Нектарий Оптинский (1853—1928)


Тетя Валя

Обычно говорят о жертвенном служении матери. Бессонные ночи, волнения за детей, самоотдача — для любой нормальной мамы это естественно. Недаром тех, у которых больше 10 детей, называют «мать-героиня». Я знаю такую, хотя количественно до этого звания она не дотягивает.

Тетя Валя. Она вышла замуж и рожала мужу одного ребенка за другим. Следить за собой времени не хватало, и после рождения 6-го ребенка она очень сильно располнела. Пошли проблемы со здоровьем, но тетя Валя не обращала особого внимания: некогда о себе думать, когда у тебя три сына и три дочки!

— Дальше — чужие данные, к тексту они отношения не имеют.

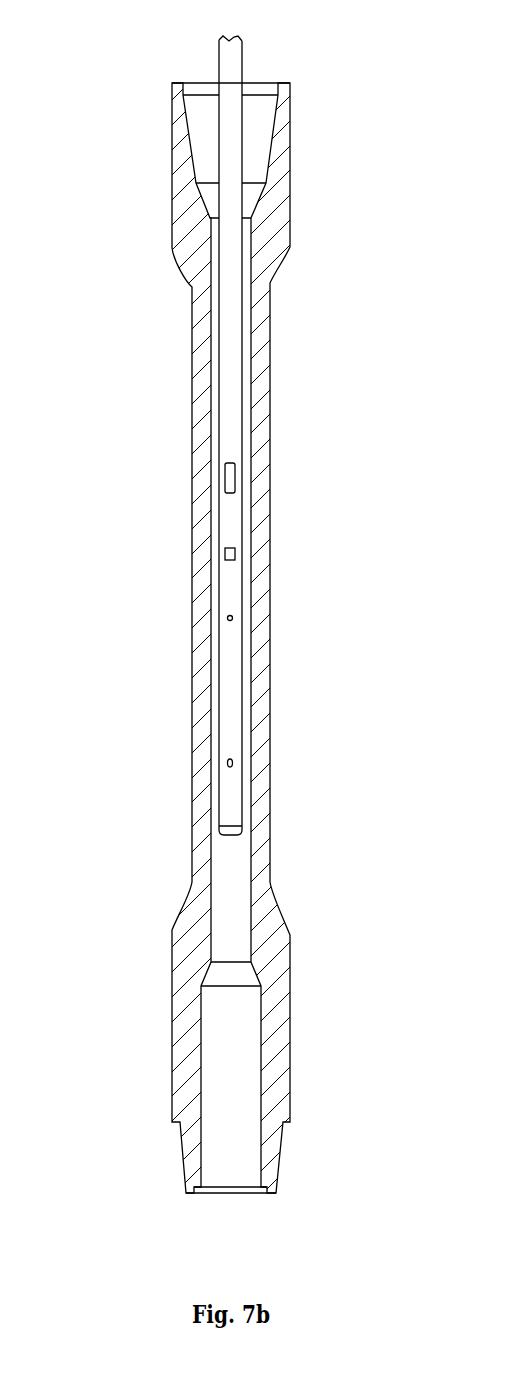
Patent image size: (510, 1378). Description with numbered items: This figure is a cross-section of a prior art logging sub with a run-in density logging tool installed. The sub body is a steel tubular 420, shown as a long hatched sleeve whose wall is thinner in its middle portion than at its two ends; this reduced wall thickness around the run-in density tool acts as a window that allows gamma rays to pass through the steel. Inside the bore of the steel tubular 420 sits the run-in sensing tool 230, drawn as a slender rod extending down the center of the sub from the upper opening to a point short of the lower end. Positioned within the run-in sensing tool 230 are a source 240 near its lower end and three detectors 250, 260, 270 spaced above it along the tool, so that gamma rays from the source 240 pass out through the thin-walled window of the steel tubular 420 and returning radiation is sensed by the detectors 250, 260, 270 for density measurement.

The run-in sensing tool 230 is at (232, 62).
The steel tubular 420 is at (192, 628).
The source 240 is at (233, 765).
The detector 250 is at (233, 618).
The detector 260 is at (236, 556).
The detector 270 is at (236, 478).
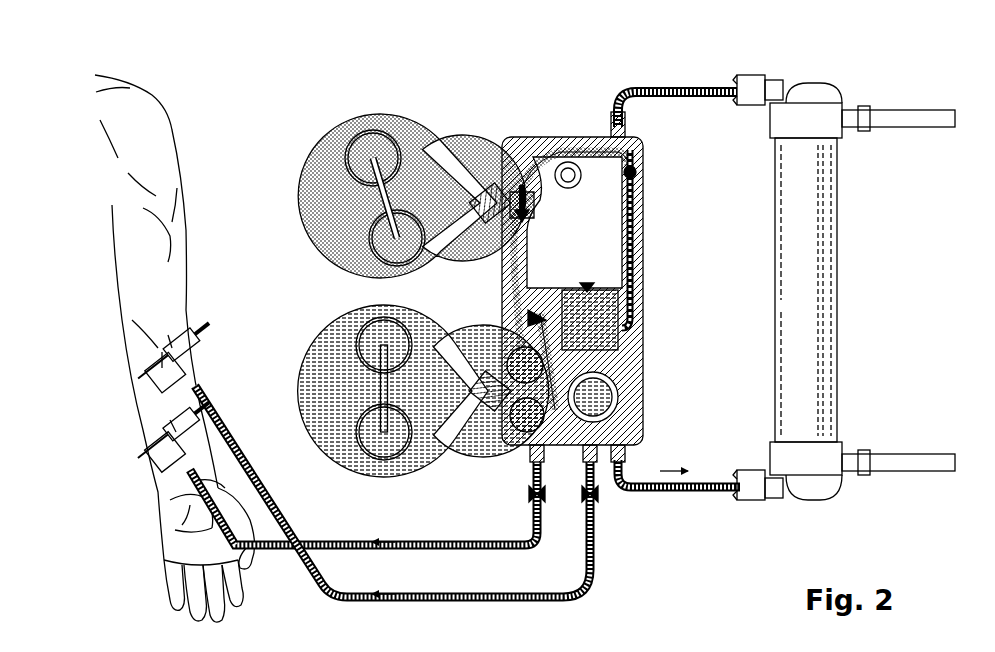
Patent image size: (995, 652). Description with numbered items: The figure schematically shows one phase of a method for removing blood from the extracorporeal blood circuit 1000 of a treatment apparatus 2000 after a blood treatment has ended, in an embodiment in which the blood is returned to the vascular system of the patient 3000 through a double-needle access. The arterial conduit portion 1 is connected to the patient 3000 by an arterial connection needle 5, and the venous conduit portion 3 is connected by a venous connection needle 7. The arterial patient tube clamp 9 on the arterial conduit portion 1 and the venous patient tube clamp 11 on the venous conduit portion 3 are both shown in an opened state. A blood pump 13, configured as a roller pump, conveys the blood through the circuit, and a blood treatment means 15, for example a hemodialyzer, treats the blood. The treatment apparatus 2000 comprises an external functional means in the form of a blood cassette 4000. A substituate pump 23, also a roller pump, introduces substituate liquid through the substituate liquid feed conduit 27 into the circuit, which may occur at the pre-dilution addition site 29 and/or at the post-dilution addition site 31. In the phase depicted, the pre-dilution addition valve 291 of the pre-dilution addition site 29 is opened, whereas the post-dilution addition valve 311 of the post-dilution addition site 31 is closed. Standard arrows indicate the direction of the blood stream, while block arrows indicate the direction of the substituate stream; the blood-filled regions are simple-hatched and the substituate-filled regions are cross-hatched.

The arterial conduit portion 1 is at (427, 542).
The venous conduit portion 3 is at (583, 584).
The arterial connection needle 5 is at (166, 437).
The venous connection needle 7 is at (188, 337).
The arterial patient tube clamp 9 is at (528, 488).
The venous patient tube clamp 11 is at (596, 503).
The blood pump 13 is at (330, 370).
The blood treatment means 15 is at (850, 232).
The substituate pump 23 is at (330, 176).
The substituate liquid feed conduit 27 is at (522, 165).
The pre-dilution addition site 29 is at (520, 305).
The pre-dilution addition valve 291 is at (522, 318).
The post-dilution addition site 31 is at (634, 180).
The post-dilution addition valve 311 is at (632, 165).
The extracorporeal blood circuit 1000 is at (385, 165).
The treatment apparatus 2000 is at (486, 148).
The patient 3000 is at (165, 145).
The blood cassette 4000 is at (551, 252).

Но тут случилась беда: у мужа появились признаки шизофрении, он лечился, но не особенно успешно, потом начал пить. Когда стал кидаться с топором на родных детей, пришлось его отселить, развестись. Тетя Валя одна тащила на себе хозяйство, уже подросшие дети ей помогали.

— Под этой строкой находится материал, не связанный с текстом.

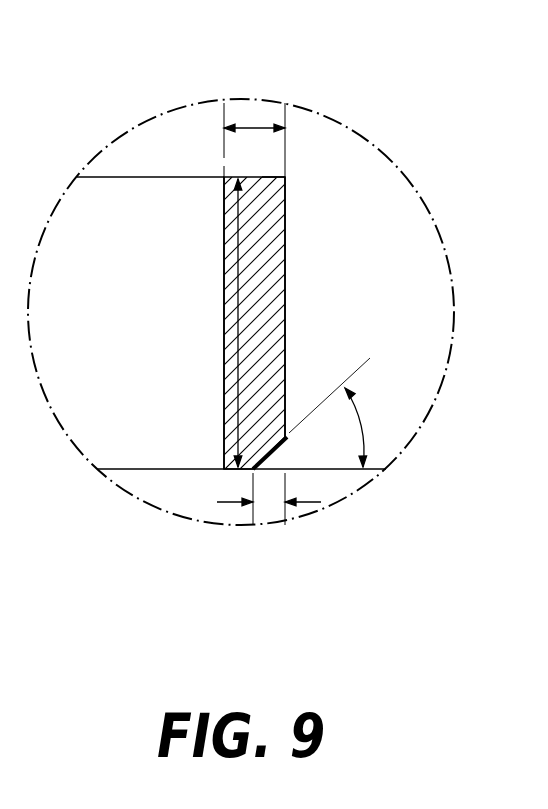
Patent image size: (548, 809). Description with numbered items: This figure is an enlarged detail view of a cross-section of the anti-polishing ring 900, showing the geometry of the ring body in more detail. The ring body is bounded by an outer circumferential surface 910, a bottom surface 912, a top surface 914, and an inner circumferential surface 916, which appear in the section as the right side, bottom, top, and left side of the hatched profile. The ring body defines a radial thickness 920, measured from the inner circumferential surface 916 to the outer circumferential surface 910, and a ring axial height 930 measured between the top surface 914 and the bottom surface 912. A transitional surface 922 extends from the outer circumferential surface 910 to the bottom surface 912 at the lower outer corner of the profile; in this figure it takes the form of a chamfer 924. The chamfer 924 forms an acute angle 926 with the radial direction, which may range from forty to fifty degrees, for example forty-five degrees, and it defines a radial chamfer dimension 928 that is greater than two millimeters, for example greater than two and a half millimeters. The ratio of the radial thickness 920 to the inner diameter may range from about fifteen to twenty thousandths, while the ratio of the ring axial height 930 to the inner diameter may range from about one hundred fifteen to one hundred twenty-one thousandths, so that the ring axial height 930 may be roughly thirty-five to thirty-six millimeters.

Проходит время — новая беда: старший сын, Павел, мастерил братикам-сестричкам петарды на Новый год, у соседей. Взорвался заряд не ко времени — ему оторвало три пальца левой руки. Узнав, что случилось, тетя Валя, как была в носках, так и побежала по снегу на соседский двор. А Паша боялся расстроить мать, стоял, бледный, и говорил: «Мама, Вы только не пугайтесь»...
Всякое было, но ни разу, никогда я не слышала от тети Вали унылого вздоха, ни разу она не жаловалась, не винила людей, «жестокую судьбу», детей, мужа, не плакала о загубленном здоровье, о тяжкой жизни. Ноги заболят, она полежит чуть-чуть — и пойдет в огород или на кухню, или корову доить.

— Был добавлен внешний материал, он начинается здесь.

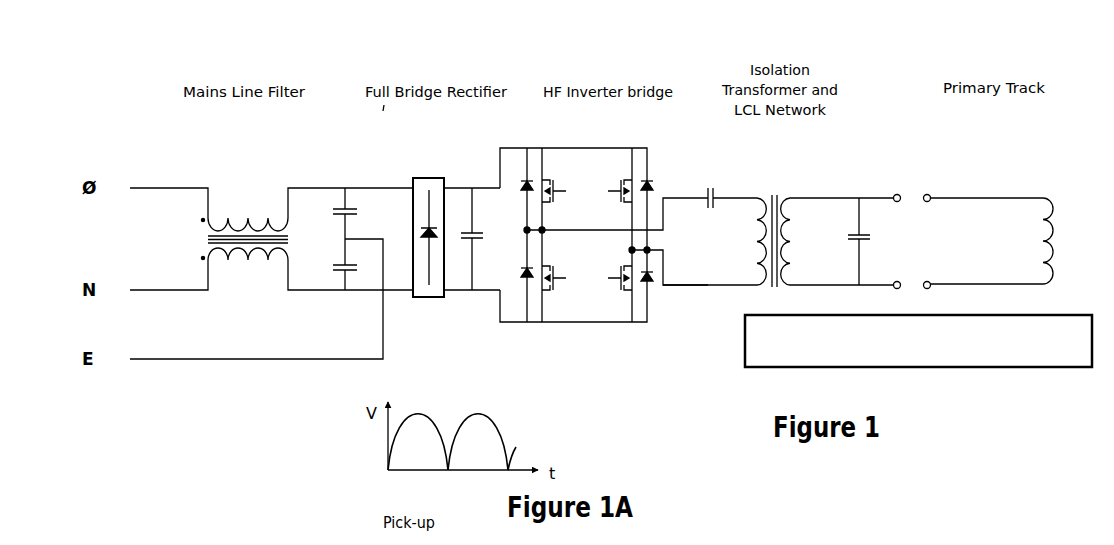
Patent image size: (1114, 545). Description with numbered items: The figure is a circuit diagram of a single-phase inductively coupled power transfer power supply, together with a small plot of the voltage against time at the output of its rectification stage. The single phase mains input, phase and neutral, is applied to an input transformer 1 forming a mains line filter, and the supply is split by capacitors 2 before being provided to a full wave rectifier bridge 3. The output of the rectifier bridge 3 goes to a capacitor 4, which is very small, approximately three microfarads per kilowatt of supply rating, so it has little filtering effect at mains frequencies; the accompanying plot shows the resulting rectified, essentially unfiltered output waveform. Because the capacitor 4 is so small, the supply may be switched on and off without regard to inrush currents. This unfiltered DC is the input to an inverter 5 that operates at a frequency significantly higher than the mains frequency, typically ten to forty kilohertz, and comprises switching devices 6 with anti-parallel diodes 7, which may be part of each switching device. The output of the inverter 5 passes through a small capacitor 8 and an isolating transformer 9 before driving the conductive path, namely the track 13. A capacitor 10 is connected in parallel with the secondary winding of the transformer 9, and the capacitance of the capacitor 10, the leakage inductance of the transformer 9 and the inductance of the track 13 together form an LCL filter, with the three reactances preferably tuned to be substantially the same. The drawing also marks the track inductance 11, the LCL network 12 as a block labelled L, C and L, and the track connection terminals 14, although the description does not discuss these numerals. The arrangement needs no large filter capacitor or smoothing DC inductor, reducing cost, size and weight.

Когда младший сын закончил школу, и, казалось бы, можно было бросить всё, позволить себе расслабиться, уйти на заслуженный отдых, она... взяла из больницы двух отказников: девочку Женю и ее младшего брата, Саввушку. Насовсем взяла. Постепенно они стали полноценными членами семьи.

Через год у их матери-алкоголички родился еще один мальчик, Тимофей. И вот тут тетя Валя очень сомневалась, брать его к себе или нет. Даже для нее это было серьезное испытание, момент истины. Как поднять троих на ноги, если еще свои шестеро и все неженатые, незамужние? Но взяла и Тимофея, чтоб были все вместе. И положилась на Бога.

С тех пор трудится целыми днями, как в молодости. При этом ее дом всегда полон гостей: заходят соседи, заходят друзья ее детей. С ней приятно поговорить, даже просто посидеть.
Однажды тете Вале пришлось лечь на болезненную операцию. А на следующий день к ней в палату стали приходить дети, знакомые, друзья ее детей. Медсестры недовольно ворчали, но не могли скрыть своего удивления. Приходят двое молодых людей, через полчаса — еще четверо, затем — еще двое, через час — еще. И все — к Валентине Смоляковой! В палате тесно, все принесли какие-то подарочки, а она стесняется своей немощи, уже думает, как бы побыстрее вернуться домой, за работу приняться. Лежит и улыбается...

И кто скажет, что быть мамой — это не служение? Наверное, это что-то совсем другое, нежели просто кровное родство. Какая-то огромная сила есть в настоящих мамах, если они могут совсем забыть, отбросить себя ради других.

Скоро выйдет замуж старшая дочь тети Вали. И я точно знаю, что она будет такой же, как ее мать...

Анастасия, г. Минск


***
Служите друг другу, каждый тем даром, какой получил, как добрые домостроители многоразличной благодати Божией.